Vol.84 [2009.9.28]

 まさに「あっという間」。
この間今年がはじまったかのようだ。そして夏が過ぎ秋になった。今年は5月のゴールデンウィーク、9月に通称シルバーウイークの大型連休がある。

 今年、私はその期間に東京芸大で工芸実習のオープンクラスを受けることにした。
大学の講座と言えば、以前の会社で上智大学の「社会人講座」で、受けたいものがあれば3ヶ月間取らせてくれ、それで知った。今回に関しては会社は無関係で、私自身決めた。
 受験で2度トライし、残念ながら最後まで登り切れなかった芸大だが、こんな講座があるなんて最高。今年まで全然知らなかった。しかも、行きたかったこの講座だけ、休日を利用した6日間。ヤッホ〜!そして今、私はその真っ最中。
しかし、教授や講師の方々の、まさに『ゴッドハンド』。教えてもらうだけで確実に何かが身体の中に染み渡る感じ。そう、パソコンじゃなくて、こうやってコツコツと何かを触りながら探して行くって本当に素晴らしい。

******* 

 7月頃から私には多くミラクルなことが起こっている。ミラクルだなんて、たいそうな言い草だが、でも、こういうのを「ミラクル」というんじゃないだろうか。
 ある日、ふいに昔の同僚を思い出した。彼は私より後輩だったが、二人とも会社を辞めても、必ず1年に一度ぐらいひょんなところで鉢合わせをしていた。渋谷で下北沢で青山で…。まさに角をまがるとお互いそこに居るという具合に。
「なんか縁が切れそうになったら会っちゃうよね〜」なんて、二人で悪態にも似た仲良しならではの会話をし、会った後はたまにメールもしていた。だが、それから会わないまま過ぎ、2〜3年たったある日ふと思い浮かべた。前にパソコンが壊れてからアドレスもわからなくなってしまっていた。デジタルの悲しさ。思い浮かべるしかできなくなっていた。
だが、何とその次の朝。「生きてる?」という題名のメールが。
何と!まさにその同僚からだった!おもわずみぶるいするようなタイミング!
煥発入れずに返信すると「呼ばれてるのがわかっちゃったんだな」などとまたふざけていたが、実際本当に二人ともびっくりしていた。
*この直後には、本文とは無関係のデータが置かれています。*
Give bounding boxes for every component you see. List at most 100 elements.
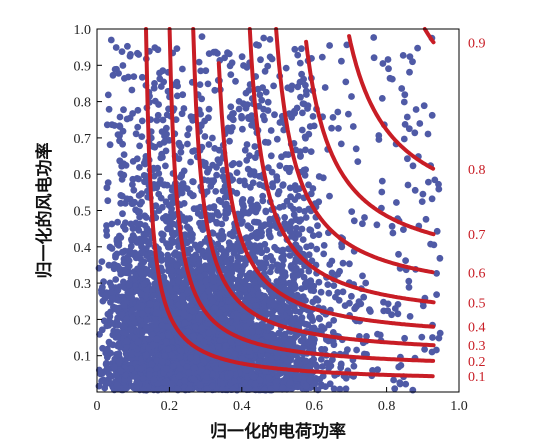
scatter-point: [258, 259, 265, 267]
scatter-point: [114, 218, 121, 226]
scatter-point: [117, 192, 125, 199]
scatter-point: [304, 102, 312, 110]
scatter-point: [162, 378, 169, 386]
scatter-point: [202, 277, 210, 285]
scatter-point: [98, 326, 106, 334]
scatter-point: [291, 272, 298, 280]
scatter-point: [435, 180, 442, 188]
scatter-point: [362, 279, 370, 287]
scatter-point: [345, 110, 352, 118]
scatter-point: [125, 281, 133, 289]
scatter-point: [338, 57, 345, 65]
scatter-point: [227, 71, 235, 78]
scatter-point: [189, 192, 197, 200]
scatter-point: [222, 214, 230, 222]
x-axis-title: 归一化的电荷功率: [210, 421, 346, 442]
scatter-point: [235, 160, 243, 168]
scatter-point: [424, 130, 432, 138]
scatter-point: [329, 114, 337, 121]
scatter-point: [122, 384, 130, 392]
scatter-point: [128, 350, 135, 358]
scatter-point: [369, 367, 376, 374]
scatter-point: [127, 275, 135, 283]
contour-label-0.5: 0.5: [468, 296, 486, 311]
scatter-point: [97, 370, 104, 378]
contour-label-0.4: 0.4: [468, 321, 486, 336]
scatter-point: [134, 207, 142, 215]
scatter-point: [153, 301, 161, 309]
scatter-point: [121, 199, 129, 207]
contour-label-0.2: 0.2: [468, 355, 486, 370]
scatter-point: [153, 365, 160, 372]
scatter-point: [211, 86, 219, 94]
scatter-point: [339, 288, 347, 296]
scatter-point: [157, 176, 164, 184]
scatter-point: [428, 348, 436, 356]
scatter-point: [277, 306, 285, 314]
scatter-point: [401, 334, 408, 342]
scatter-point: [126, 326, 134, 334]
scatter-point: [239, 200, 246, 208]
scatter-point: [298, 225, 306, 233]
scatter-point: [196, 81, 204, 88]
scatter-point: [251, 143, 259, 150]
scatter-point: [406, 53, 414, 60]
scatter-point: [216, 309, 224, 317]
scatter-point: [209, 230, 217, 237]
scatter-point: [136, 268, 144, 275]
scatter-point: [168, 208, 175, 216]
scatter-point: [138, 73, 146, 81]
scatter-point: [318, 53, 326, 61]
scatter-point: [153, 357, 161, 364]
scatter-point: [274, 267, 281, 274]
scatter-point: [179, 292, 187, 300]
contour-label-0.6: 0.6: [468, 266, 486, 281]
scatter-point: [177, 353, 184, 361]
scatter-point: [400, 98, 408, 106]
scatter-point: [116, 113, 124, 121]
scatter-point: [421, 346, 428, 353]
scatter-point: [118, 176, 126, 183]
scatter-point: [308, 313, 315, 321]
scatter-point: [307, 226, 315, 234]
scatter-point: [256, 172, 263, 180]
axis-ticks: [96, 28, 460, 392]
scatter-point: [150, 84, 158, 92]
scatter-point: [210, 278, 218, 285]
scatter-point: [120, 301, 128, 309]
scatter-point: [219, 173, 227, 181]
scatter-point: [250, 373, 258, 381]
scatter-point: [247, 196, 255, 203]
scatter-point: [247, 224, 255, 232]
scatter-point: [209, 177, 217, 185]
scatter-point: [263, 311, 271, 318]
scatter-point: [151, 97, 159, 105]
scatter-point: [129, 158, 137, 165]
scatter-point: [163, 365, 170, 372]
scatter-point: [261, 67, 269, 75]
scatter-point: [242, 323, 250, 330]
scatter-point: [190, 375, 198, 383]
scatter-point: [149, 143, 157, 151]
scatter-point: [228, 242, 236, 250]
scatter-point: [197, 310, 205, 318]
scatter-point: [134, 123, 142, 131]
scatter-point: [200, 338, 208, 346]
scatter-point: [198, 284, 206, 292]
scatter-point: [224, 49, 231, 57]
scatter-point: [389, 229, 397, 237]
scatter-point: [136, 164, 143, 171]
scatter-point: [300, 335, 307, 342]
scatter-point: [214, 342, 222, 350]
scatter-point: [119, 62, 127, 69]
scatter-point: [314, 222, 321, 230]
scatter-point: [159, 116, 167, 124]
scatter-point: [327, 362, 335, 370]
scatter-point: [229, 385, 237, 393]
scatter-point: [222, 342, 230, 350]
scatter-point: [139, 375, 147, 382]
scatter-point: [136, 213, 144, 221]
scatter-point: [143, 316, 150, 324]
scatter-point: [295, 374, 303, 381]
scatter-point: [160, 78, 168, 86]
  その後、ある土曜。友達とひさしぶりに逗子に行った。ここは海辺に小さな岬があってそこには芝生が植えられている。夏でなくとも海辺のランチはしごく楽しく、海辺を去って夕食で立ち寄った和食屋さんでは地元の方と仲良しになりつい話しこみ、東京に戻ったのは終電近くとなった。
いつもながらにギュウギュウ詰めの新宿からのJR中央線。ポジションを変えるのも苦しい。さっきまでの逗子はどこへ行ってしまったのだろう…。そうしてやっと降りる駅の手前で、隣の人を見る隙ができた。あ!さっきまでお互いに直角のポジションで私の隣でつり革につかまって船をこいでいたのは!
何と私の友達!しかも「どうしているかな」と思ったのがその前日のことだった。さすがに驚いて、寝ている友達を起こしてしまった。「○○ちゃん!」
起きがけで赤い彼女の目も、次の瞬間すっかり丸くなっていた。

  そしてある夕方。ちょっと残業になり、やれやれといつもの階段を降りた。すると!
「あ、この顔!」私は瞬間、彼女に駆け寄った。
「覚えてる?!」「..あ〜!!まりこちゃん!」
まさにお互い驚き顔。彼女は私の名前を覚えていてくれた!何と10年ぶりの再会だった。その前夜ふと「彼女はバレエが得意だったな、最初に腕のラインのことを教えてくれたのは彼女だったなあ。どうして会わなくなったかな。覚えてないのはなぜ」と、たるみはじめた二の腕に渇を入れようと、ひさびさにポーズをとってみたりしていたのだった。

  そして9月。これはもっと直接的な出来事だが。
また急に思い出したともだちがいた。彼は、国際結婚をして海外に行ったところまでで音信不通になった。カメラの仕事をしていたので、なんとなく名前をグーグルで検索してみた。日本語ではなく、ローマ字記載で出てきたアーティストファイルの中の人。作品の様子が似ている。でも、その人は違う外国にいた。でも思い切って連絡先にこう締めくくった。「もし私の知っている○○さんでなければ、この連絡、誠に恐れ入ります」次の日。
「まりこーーー!!元気!?10年ぶりだね!」
ああ、そんなに時間が経っていたんだ。

しかしやっぱり、いづれにせよ、『思い』は通じるのだな。そんな今日この頃。
あの素晴らしいサムライイチローでさえ、仲間といい関係ができてもっとうまくいく。
何ごとも、手を拱いて見ているのではなく、自分の心を感じたら、自分で求めていくべきなのかも。